Com o encerramento dessa ditadura, o jornal amadureceu, criando, por exemplo, a tradição de diretores anuais e estreitando seus laços com o Grêmio Politécnico. Diversos causos aconteceram durante esse período (os quais, inclusive, merecem textos próprios), mas o foco hoje é contar o nocaute d’O Politécnico e o nascimento do Poli Campus, ocasionados justamente pelo golpe de 1964.
Para a melhor compreensão dessa mudança, é preciso voltar um pouco e entender o que realmente estava acontecendo naquele ano. Em um resumo extremamente breve, o então presidente do Brasil, João Goulart, foi deposto por um golpe militar. Esse movimento pôs um ponto final na Quarta República e deu início a um dos períodos mais abomináveis da história do país, marcado por uma ditadura que censurava, torturava e assassinava seu próprio povo.
Esse golpe afetou (e muito) a USP. Entre 1960 e 1964, o movimento estudantil (assim como o Brasil) vivia um dos seus momentos mais intensos, aflorava no país uma profunda aspiração por transformação. E com os politécnicos não era diferente: debates acalorados sobre pontos críticos correlacionados à vida estudantil, assim como greves, incorporavam-se ao cotidiano da época. Esse embate constante trazia diversas reivindicações, tais como a Reforma Universitária e a presença de um terço de participação estudantil em todos os órgãos técnicos e administrativos. O Politécnico, inclusive, teve participação ativa em várias dessas pautas, noticiando-as e as debatendo. A movimentação constante no país encaminhava toda a situação para um ponto crítico, o qual teve um desfecho catastrófico, como descrito anteriormente.
Após a deposição de João Goulart, o movimento estudantil, estupefato, começou a se orquestrar, posicionando-se contra esse golpe (e sim! o nome do que aconteceu é golpe). Existem documentos emblemáticos (e curiosos) da época, como a convocação da UNE (União Nacional dos Estudantes) para uma greve estudantil em escala nacional, hasteando, justamente, a bandeira da liberdade e da legalidade democrática.
Toda a indignação, o inconformismo e a raiva são justificáveis diante do cenário da época. A interferência de países externos na política nacional por conta da Guerra Fria, a expulsão do presidente e o desaparecimento (e morte) de centenas criaram um cenário absurdo, intolerável.

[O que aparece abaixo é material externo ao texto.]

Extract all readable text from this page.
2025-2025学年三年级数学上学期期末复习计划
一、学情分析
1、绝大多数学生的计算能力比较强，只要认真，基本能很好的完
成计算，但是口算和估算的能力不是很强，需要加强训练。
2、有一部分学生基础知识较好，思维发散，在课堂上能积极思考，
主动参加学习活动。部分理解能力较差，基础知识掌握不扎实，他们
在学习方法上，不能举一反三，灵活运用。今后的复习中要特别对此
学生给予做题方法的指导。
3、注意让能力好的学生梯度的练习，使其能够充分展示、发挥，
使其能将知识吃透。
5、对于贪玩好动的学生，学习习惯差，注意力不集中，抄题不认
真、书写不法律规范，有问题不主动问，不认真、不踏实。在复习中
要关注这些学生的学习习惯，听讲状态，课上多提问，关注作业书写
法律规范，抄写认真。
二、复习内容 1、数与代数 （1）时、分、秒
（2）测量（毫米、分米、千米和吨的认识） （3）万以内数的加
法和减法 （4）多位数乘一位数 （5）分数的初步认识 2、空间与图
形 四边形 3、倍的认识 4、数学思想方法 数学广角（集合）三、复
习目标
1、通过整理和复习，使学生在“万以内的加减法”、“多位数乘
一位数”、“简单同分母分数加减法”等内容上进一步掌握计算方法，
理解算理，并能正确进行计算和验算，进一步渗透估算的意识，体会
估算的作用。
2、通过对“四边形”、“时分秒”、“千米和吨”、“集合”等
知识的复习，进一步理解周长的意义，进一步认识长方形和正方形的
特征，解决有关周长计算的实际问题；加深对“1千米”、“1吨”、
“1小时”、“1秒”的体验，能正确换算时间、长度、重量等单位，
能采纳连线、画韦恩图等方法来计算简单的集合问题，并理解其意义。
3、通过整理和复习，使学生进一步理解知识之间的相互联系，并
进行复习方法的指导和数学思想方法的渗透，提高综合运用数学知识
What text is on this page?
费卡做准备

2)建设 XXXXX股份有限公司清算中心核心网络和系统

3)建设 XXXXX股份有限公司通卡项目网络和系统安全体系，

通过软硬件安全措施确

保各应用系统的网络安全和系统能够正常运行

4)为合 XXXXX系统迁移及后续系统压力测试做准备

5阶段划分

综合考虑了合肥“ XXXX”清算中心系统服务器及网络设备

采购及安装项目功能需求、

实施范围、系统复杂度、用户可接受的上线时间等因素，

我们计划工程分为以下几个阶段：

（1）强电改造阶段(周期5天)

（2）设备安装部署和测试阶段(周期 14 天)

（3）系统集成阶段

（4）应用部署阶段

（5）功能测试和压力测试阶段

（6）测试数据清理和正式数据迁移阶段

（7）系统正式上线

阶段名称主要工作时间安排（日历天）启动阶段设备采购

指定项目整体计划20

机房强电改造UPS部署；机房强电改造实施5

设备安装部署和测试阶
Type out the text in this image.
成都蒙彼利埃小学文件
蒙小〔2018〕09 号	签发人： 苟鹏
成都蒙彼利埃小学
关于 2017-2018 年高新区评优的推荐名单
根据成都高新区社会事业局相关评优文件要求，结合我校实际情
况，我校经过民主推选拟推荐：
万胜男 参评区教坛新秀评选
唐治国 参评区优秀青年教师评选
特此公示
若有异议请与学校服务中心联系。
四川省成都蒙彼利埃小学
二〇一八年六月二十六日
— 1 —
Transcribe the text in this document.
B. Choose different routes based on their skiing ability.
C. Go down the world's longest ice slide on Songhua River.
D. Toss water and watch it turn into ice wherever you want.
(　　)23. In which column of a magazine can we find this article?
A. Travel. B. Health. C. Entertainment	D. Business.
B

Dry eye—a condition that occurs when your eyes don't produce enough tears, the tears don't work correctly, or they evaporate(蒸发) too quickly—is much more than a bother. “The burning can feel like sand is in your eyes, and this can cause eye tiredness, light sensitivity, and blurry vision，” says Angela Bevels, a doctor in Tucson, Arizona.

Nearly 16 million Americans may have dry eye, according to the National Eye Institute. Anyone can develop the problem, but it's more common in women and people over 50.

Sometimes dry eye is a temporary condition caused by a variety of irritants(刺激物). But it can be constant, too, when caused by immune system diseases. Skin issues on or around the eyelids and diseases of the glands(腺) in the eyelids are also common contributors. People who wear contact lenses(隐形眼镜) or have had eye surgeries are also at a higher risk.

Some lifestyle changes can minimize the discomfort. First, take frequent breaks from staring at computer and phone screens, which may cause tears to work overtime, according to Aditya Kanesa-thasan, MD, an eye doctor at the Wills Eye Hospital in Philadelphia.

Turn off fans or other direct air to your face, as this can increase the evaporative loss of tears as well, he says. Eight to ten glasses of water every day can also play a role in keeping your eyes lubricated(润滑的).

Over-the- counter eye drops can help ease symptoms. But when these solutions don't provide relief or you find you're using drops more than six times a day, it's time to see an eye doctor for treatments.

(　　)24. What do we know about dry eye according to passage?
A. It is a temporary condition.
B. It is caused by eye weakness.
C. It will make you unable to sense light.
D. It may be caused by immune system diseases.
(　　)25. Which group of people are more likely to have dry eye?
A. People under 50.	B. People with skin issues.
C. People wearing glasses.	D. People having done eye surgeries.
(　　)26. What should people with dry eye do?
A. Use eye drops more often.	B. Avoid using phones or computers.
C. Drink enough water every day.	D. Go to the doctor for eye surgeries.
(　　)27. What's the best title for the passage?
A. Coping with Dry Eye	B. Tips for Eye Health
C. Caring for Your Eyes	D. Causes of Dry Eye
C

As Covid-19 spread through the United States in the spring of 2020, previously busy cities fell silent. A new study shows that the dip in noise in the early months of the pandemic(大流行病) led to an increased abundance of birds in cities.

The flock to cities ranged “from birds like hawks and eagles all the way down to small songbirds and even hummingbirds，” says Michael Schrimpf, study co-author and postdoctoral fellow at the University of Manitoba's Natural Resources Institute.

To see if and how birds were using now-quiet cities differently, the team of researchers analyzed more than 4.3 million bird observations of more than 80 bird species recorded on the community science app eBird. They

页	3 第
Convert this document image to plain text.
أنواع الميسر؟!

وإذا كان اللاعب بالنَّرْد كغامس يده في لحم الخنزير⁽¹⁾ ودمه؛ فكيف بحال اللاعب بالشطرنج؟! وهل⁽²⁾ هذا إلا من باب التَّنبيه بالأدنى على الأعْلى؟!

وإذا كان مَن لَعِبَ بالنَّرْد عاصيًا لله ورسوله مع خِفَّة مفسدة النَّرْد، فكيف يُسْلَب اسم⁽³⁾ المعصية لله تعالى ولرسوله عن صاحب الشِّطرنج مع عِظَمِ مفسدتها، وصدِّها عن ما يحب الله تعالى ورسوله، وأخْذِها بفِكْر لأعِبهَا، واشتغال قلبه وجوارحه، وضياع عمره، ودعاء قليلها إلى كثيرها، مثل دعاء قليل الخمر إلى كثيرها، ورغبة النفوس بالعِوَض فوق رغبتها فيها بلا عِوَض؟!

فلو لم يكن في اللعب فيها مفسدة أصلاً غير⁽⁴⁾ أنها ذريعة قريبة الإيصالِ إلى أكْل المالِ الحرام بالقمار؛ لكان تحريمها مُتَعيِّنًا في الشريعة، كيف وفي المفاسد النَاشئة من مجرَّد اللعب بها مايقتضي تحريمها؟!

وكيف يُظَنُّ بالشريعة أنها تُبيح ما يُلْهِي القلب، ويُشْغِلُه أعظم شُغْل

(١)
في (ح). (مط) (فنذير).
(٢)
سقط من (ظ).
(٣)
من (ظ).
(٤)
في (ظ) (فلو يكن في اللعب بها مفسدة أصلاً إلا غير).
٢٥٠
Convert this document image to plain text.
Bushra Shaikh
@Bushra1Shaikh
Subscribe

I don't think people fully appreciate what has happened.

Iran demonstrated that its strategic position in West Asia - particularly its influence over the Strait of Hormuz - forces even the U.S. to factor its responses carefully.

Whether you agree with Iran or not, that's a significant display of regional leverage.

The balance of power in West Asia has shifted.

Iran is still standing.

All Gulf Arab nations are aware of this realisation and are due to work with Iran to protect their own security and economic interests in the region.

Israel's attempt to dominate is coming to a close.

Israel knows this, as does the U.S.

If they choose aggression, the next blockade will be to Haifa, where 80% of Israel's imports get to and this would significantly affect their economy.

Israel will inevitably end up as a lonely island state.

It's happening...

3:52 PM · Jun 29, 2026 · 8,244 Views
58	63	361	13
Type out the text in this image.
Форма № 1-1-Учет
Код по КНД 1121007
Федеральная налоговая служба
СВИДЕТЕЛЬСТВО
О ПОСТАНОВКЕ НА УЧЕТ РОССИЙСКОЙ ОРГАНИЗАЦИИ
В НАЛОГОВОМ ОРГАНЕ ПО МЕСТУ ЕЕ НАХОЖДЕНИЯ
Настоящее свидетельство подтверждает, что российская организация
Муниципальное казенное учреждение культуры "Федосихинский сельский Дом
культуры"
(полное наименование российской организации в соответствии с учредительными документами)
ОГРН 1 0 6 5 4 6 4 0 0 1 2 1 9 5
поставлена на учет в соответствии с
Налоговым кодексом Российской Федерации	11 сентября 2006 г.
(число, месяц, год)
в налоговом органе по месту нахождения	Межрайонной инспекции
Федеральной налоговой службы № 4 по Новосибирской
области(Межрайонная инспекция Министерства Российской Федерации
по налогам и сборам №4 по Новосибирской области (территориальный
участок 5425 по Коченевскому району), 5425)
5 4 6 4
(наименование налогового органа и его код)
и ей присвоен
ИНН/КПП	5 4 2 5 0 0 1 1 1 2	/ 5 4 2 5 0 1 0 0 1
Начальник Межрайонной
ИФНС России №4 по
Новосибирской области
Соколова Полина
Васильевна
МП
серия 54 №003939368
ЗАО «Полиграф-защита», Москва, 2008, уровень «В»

A criticidade da situação fica ainda mais escancarada quando comparada com o momento vivido anteriormente. Como um período marcado por tanta transformação e mudança havia sido bruscamente substituído por um que cerceava a liberdade e o espírito da sua população? Como tão de repente um movimento que conseguia reivindicar um terço de participação dos alunos nas decisões administrativas havia perdido sua força e cinética?
É em meio a esse choque que O Politécnico “morre”, dando espaço ao surgimento do Poli Campus, um jornal que expressa precisamente o ponto de vista dos politécnicos em meio à ditadura. Os sentimentos de amargura em meio à repressão e a faísca fúnebre de esperança por um futuro menos brutal são evidentes ao ler suas edições. Desde notícias a poemas, todos os textos possuem um peso ao serem lidos, que direta ou indiretamente conseguem aproximar o leitor dos ares da época.
As edições do Poli Campus contam os absurdos que ocorriam na ditadura , narrados do ponto de vista de quem os viveu. Um exemplo emblemático foi a intervenção policial no Conjunto Residencial da USP (atual CRUSP) em 2 de julho de 1967, que visava despejar os alunos que não haviam conseguido sua vaga para morar e, assim, acabavam ocupando apartamentos vazios. A abordagem policial tinha o objetivo de expulsá-los, ideia que não foi bem recebida pelos estudantes, ocasionando tumulto e conflito físico dentro da universidade. O embate teve como consequência o regimento de um regulamento disciplinar para alunos de toda a USP. Mais tarde, em dezembro de 1968, o CRUSP acabaria por ser fechado, desalojando 1500 universitários e provocando a prisão de muitos deles.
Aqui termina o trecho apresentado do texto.